Joe in Marketing has a local SQL Server Express (the free edition) database that he uses to manage mailshots and he wants to get the contact details for yesterday's mailshot from the core business data which is in The Cloud.
To answer the query shown on the left the database server, the program that reads and writes to the database as in nearly all modern systems that is a separate program to your own application, has to
- Create a list of customer ids from LocalMailShotTable that had the relevant mailshot.
- Read the table CloudCustomerTable to get the telephone numbers for those customer ids.
When both tables are either in the same database or on the same server the list of customer ids can be held in RAM.
When the two are separated by one being in The Cloud and one on a computer within the business a step needs to be taken that is transparent to the user but is highly resource intensive.
Assuming that the request is being processed locally with the CloudCustomerTable in the cloud and the LocalMailShotTable is local to the business then the database server has no choice but to.
- Download the list of ALL customers from The Cloud via the company's internet connection.
- Bring this list into the database and index it, this is a quite resource intensive process as the data has to be written to the disc.
Modern servers deliver very high levels of performance by storing in RAM the data that is most often used, anything that reads and writes to the disc dramatically reduces that performance.
- Create the list of customers who had the mailshot and find the matching customer details from the temporarily downloaded list of all customer.
The request could be processed by the database server in The Cloud where the options would be the other way around, uploading all the mailshot information instead.
What the database server is not capable of doing is recognising that it could reduce the problem by getting the customers locally, transferring this list to The Cloud, running a new query on The Cloud database server that uses the list uploaded and then pass back just the results to the local database server.
Which is good because the security consequences of allowing such behaviour would be unacceptable.
As this happens in the background "Joe in marketing" may not even be aware that he is downloading huge chunks of data, slowing the company's internet connection and incurring data transfer, CPU and disk usage costs.
If you give this query to IT and get a programmer to do it, he would do what I have just said that the server can't do as it is the most efficient solution to the problem.

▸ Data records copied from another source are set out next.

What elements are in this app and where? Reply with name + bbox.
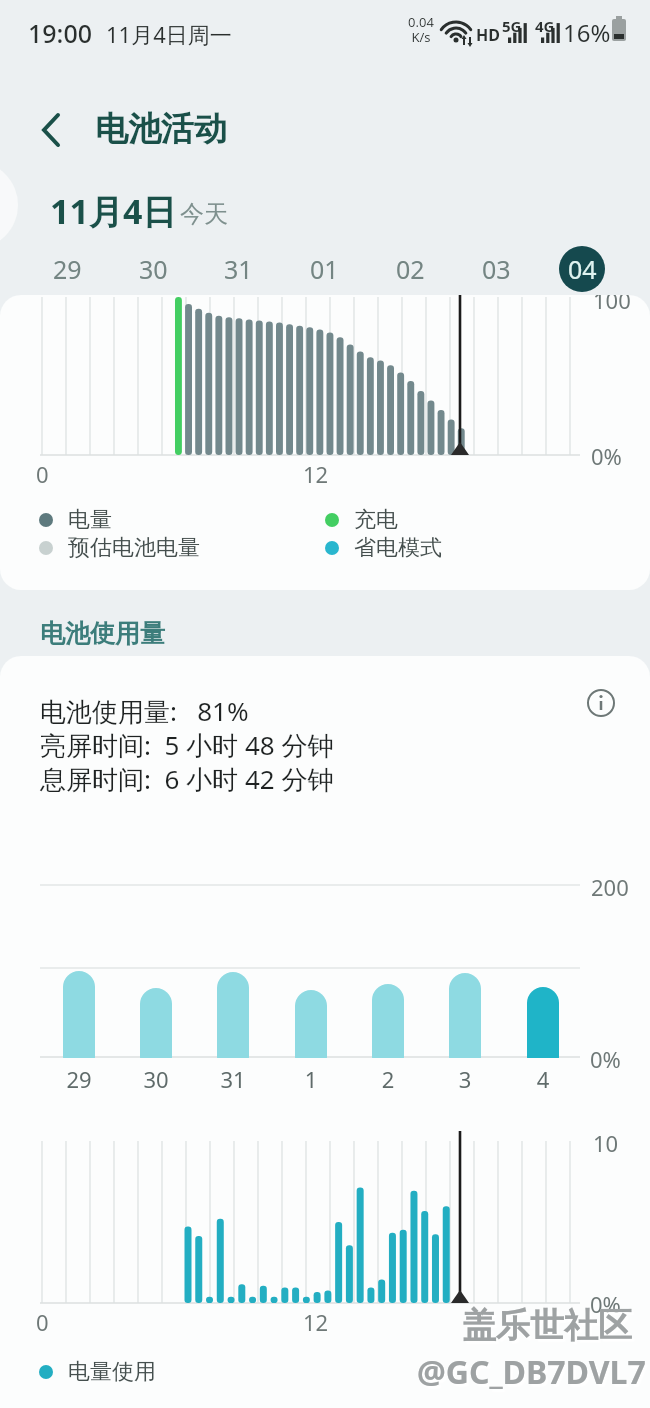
staticText: 19:00 bbox=[28, 16, 93, 50]
staticText: 0% bbox=[590, 1289, 621, 1319]
staticText: 预估电池电量 bbox=[68, 534, 200, 562]
staticText: 16% bbox=[563, 16, 611, 49]
staticText: 200 bbox=[591, 872, 629, 902]
staticText: 11月4日周一 bbox=[106, 19, 232, 49]
button[interactable]: 02 bbox=[380, 246, 440, 292]
staticText: 31 bbox=[208, 1064, 258, 1094]
staticText: 1 bbox=[286, 1064, 336, 1094]
staticText: 4G bbox=[535, 16, 555, 36]
button[interactable]: 04 bbox=[559, 246, 605, 292]
staticText: 充电 bbox=[354, 506, 398, 534]
button[interactable]: 29 bbox=[37, 246, 97, 292]
staticText: 03 bbox=[482, 252, 511, 286]
staticText: 29 bbox=[53, 252, 82, 286]
staticText: 11月4日 bbox=[50, 188, 177, 234]
staticText: 30 bbox=[131, 1064, 181, 1094]
staticText: 息屏时间: 6 小时 42 分钟 bbox=[40, 761, 334, 797]
staticText: 电量使用 bbox=[68, 1358, 156, 1386]
button[interactable] bbox=[26, 105, 76, 155]
staticText: 电池活动 bbox=[95, 108, 227, 150]
staticText: 今天 bbox=[180, 199, 228, 229]
staticText: 0% bbox=[590, 1044, 621, 1074]
button[interactable]: 30 bbox=[123, 246, 183, 292]
staticText: 04 bbox=[568, 252, 597, 286]
staticText: 31 bbox=[224, 252, 253, 286]
staticText: 29 bbox=[54, 1064, 104, 1094]
staticText: 01 bbox=[310, 252, 339, 286]
staticText: 0% bbox=[591, 441, 622, 471]
button[interactable]: 31 bbox=[208, 246, 268, 292]
staticText: 3 bbox=[440, 1064, 490, 1094]
staticText: 12 bbox=[303, 1307, 329, 1337]
staticText: 盖乐世社区 bbox=[462, 1304, 632, 1347]
staticText: 省电模式 bbox=[354, 534, 442, 562]
staticText: HD bbox=[476, 24, 500, 46]
staticText: 0 bbox=[36, 1307, 49, 1337]
staticText: 02 bbox=[396, 252, 425, 286]
staticText: 电池使用量: 81% bbox=[40, 693, 249, 729]
staticText: 5G bbox=[502, 16, 522, 36]
staticText: 30 bbox=[139, 252, 168, 286]
staticText: 0 bbox=[36, 459, 49, 489]
staticText: 100 bbox=[593, 295, 631, 315]
staticText: 10 bbox=[593, 1128, 619, 1158]
staticText: 电池使用量 bbox=[40, 618, 165, 649]
button[interactable]: 01 bbox=[294, 246, 354, 292]
staticText: 0.04 K/s bbox=[398, 13, 444, 1408]
staticText: @GC_DB7DVL7 bbox=[417, 1350, 646, 1394]
staticText: 2 bbox=[363, 1064, 413, 1094]
staticText: 亮屏时间: 5 小时 48 分钟 bbox=[40, 727, 334, 763]
button[interactable] bbox=[575, 677, 627, 729]
staticText: 电量 bbox=[68, 506, 112, 534]
staticText: 12 bbox=[303, 459, 329, 489]
button[interactable]: 03 bbox=[466, 246, 526, 292]
staticText: 4 bbox=[518, 1064, 568, 1094]
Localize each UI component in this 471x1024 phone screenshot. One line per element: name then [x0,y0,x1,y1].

This step of uploading a file is always going to be a bottleneck which gets worse as the queries become more complex, turning a trivial task into one that needs thinking about.

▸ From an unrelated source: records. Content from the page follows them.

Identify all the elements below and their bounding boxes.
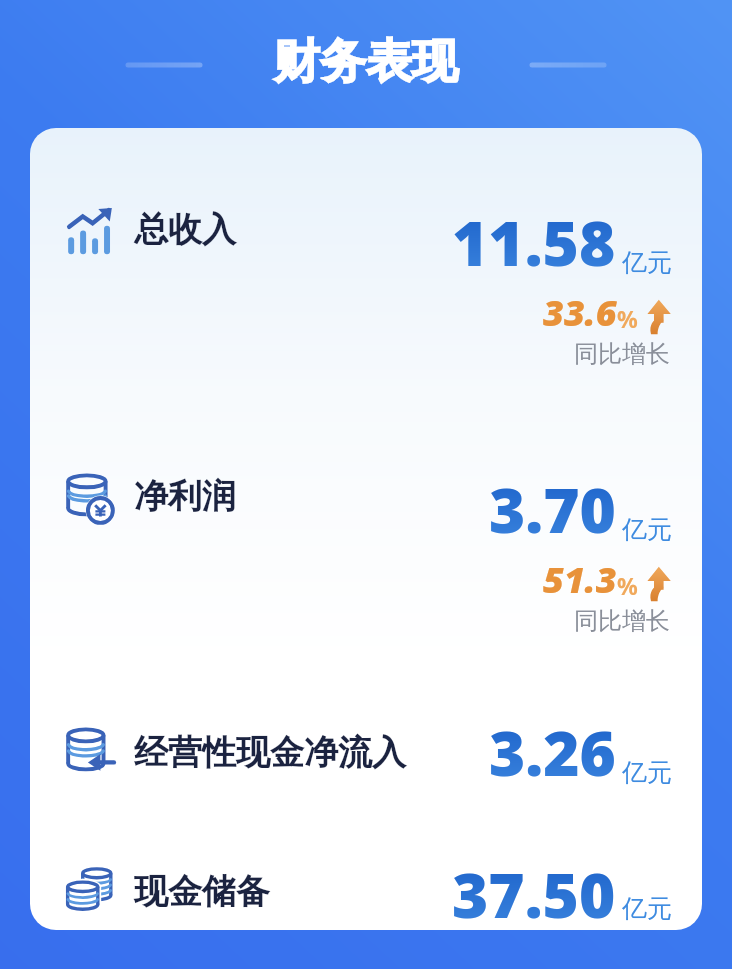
staticText: 同比增长: [574, 339, 670, 369]
other: Total revenue: [64, 206, 116, 258]
staticText: 33.6: [543, 288, 617, 337]
staticText: 亿元: [622, 893, 672, 924]
button[interactable]: Operating cash inflow: [30, 710, 702, 794]
staticText: 亿元: [622, 247, 672, 278]
staticText: %: [617, 303, 638, 334]
other: Growth up: [642, 566, 672, 602]
staticText: 51.3: [543, 555, 617, 604]
staticText: 亿元: [622, 514, 672, 545]
other: Net profit: [64, 473, 116, 525]
staticText: 经营性现金净流入: [134, 731, 406, 774]
staticText: 亿元: [622, 757, 672, 788]
button[interactable]: Net profit: [30, 467, 702, 636]
staticText: 11.58: [452, 200, 616, 284]
staticText: %: [617, 570, 638, 601]
other: Cash reserves: [64, 865, 116, 917]
staticText: 财务表现: [274, 33, 458, 91]
staticText: 同比增长: [574, 606, 670, 636]
staticText: 净利润: [134, 475, 236, 518]
button[interactable]: Cash reserves: [30, 852, 702, 930]
staticText: 3.26: [489, 710, 616, 794]
other: Operating cash inflow: [64, 726, 116, 778]
staticText: 37.50: [452, 852, 616, 930]
staticText: 现金储备: [134, 870, 270, 913]
button[interactable]: Total revenue: [30, 200, 702, 369]
staticText: 总收入: [134, 208, 236, 251]
staticText: 3.70: [489, 467, 616, 551]
other: Growth up: [642, 299, 672, 335]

So the ad hoc nature of using a PC is heavily compromised by either needing to set up advanced queries or run very inefficient queries that used to take a couple of seconds and now take a minute or so and are charged for. So now added to the possible cloud server costs the employee is getting frustrated, "I could do this before upgrading to the cloud".
As this is a trivial example it is easy to find ways around it, for example at 7am you could make a local copy of the customer data. Then when things go wrong and you have to work with yesterday's data which means that the report xyz gives different total to report abc because they are using different customer databases what do you do?
In highly formalised companies this may be less of an issue, the financial controller and his department may not have the interest or the necessary security permissions to query the database and all queries go via IT anyway.
The real point is did you think about this when deciding to put your data into the cloud?